Network data is prevalent in many contemporary big data applications in which a common interest is to unveil important latent links between different pairs of nodes. Yet a simple fundamental question of how to precisely quantify the statistical uncertainty associated with the identification of latent links still remains largely unexplored. In this paper, we propose the method of statistical inference on membership profiles in large networks (SIMPLE) in the setting of degree-corrected mixed membership model, where the null hypothesis assumes that the pair of nodes share the same profile of community memberships. In the simpler case of no degree heterogeneity, the model reduces to the mixed membership model for which an alternative more robust test is also proposed. Both tests are of the Hotelling-type statistics based on the rows of empirical eigenvectors or their ratios, whose asymptotic covariance matrices are very challenging to derive and estimate.
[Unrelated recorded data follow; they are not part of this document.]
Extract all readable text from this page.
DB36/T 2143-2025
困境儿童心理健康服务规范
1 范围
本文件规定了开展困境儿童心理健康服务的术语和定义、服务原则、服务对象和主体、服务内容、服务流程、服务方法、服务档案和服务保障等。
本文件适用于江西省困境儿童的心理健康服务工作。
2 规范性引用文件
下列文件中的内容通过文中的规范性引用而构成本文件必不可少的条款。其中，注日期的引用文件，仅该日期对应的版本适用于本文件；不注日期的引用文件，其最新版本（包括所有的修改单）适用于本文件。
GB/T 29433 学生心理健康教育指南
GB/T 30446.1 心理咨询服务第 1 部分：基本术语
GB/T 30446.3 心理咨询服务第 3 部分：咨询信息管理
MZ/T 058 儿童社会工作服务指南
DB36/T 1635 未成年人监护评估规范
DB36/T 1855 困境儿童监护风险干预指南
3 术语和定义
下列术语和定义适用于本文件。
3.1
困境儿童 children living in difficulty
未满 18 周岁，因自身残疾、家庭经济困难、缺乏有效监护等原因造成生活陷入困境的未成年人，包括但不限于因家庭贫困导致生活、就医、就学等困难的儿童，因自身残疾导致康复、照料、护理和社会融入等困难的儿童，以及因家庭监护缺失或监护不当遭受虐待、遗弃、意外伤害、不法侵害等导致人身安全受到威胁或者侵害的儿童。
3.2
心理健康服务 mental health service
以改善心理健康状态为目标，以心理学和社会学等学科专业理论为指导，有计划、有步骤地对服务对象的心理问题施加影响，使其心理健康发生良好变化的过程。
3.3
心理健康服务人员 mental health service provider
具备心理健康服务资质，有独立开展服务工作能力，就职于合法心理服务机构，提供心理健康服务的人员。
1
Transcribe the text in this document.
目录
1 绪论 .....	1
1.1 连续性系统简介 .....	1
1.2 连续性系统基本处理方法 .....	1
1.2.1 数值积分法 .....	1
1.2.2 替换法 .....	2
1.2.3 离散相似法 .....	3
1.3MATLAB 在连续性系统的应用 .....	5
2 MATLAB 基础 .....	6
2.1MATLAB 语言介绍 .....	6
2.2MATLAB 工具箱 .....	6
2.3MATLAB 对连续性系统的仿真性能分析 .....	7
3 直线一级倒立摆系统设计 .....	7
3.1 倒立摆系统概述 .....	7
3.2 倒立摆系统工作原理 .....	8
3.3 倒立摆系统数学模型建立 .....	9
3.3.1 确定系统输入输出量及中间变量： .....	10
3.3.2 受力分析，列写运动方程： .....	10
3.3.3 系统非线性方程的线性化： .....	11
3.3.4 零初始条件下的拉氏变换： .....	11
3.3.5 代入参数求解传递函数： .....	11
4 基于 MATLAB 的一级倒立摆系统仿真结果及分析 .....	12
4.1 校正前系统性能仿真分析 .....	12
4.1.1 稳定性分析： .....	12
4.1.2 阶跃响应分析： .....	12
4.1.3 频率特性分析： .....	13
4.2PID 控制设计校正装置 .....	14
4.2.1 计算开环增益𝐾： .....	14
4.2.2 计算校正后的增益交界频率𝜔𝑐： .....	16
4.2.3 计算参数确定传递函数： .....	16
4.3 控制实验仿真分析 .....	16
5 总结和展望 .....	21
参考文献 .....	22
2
Nevertheless, their analytical expressions are unveiled and the unknown covariance matrices are consistently estimated. Under some mild regularity conditions, we establish the exact limiting distributions of the two forms of SIMPLE test statistics under the null hypothesis and contiguous alternative hypothesis. They are the chi-square distributions and the noncentral chi-square distributions, respectively, with degrees of freedom depending on whether the degrees are corrected or not. We also address the important issue of estimating the unknown number of communities and establish the asymptotic properties of the associated test statistics. The advantages and practical utility of our new procedures in terms of both size and power are demonstrated through several simulation examples and real network applications.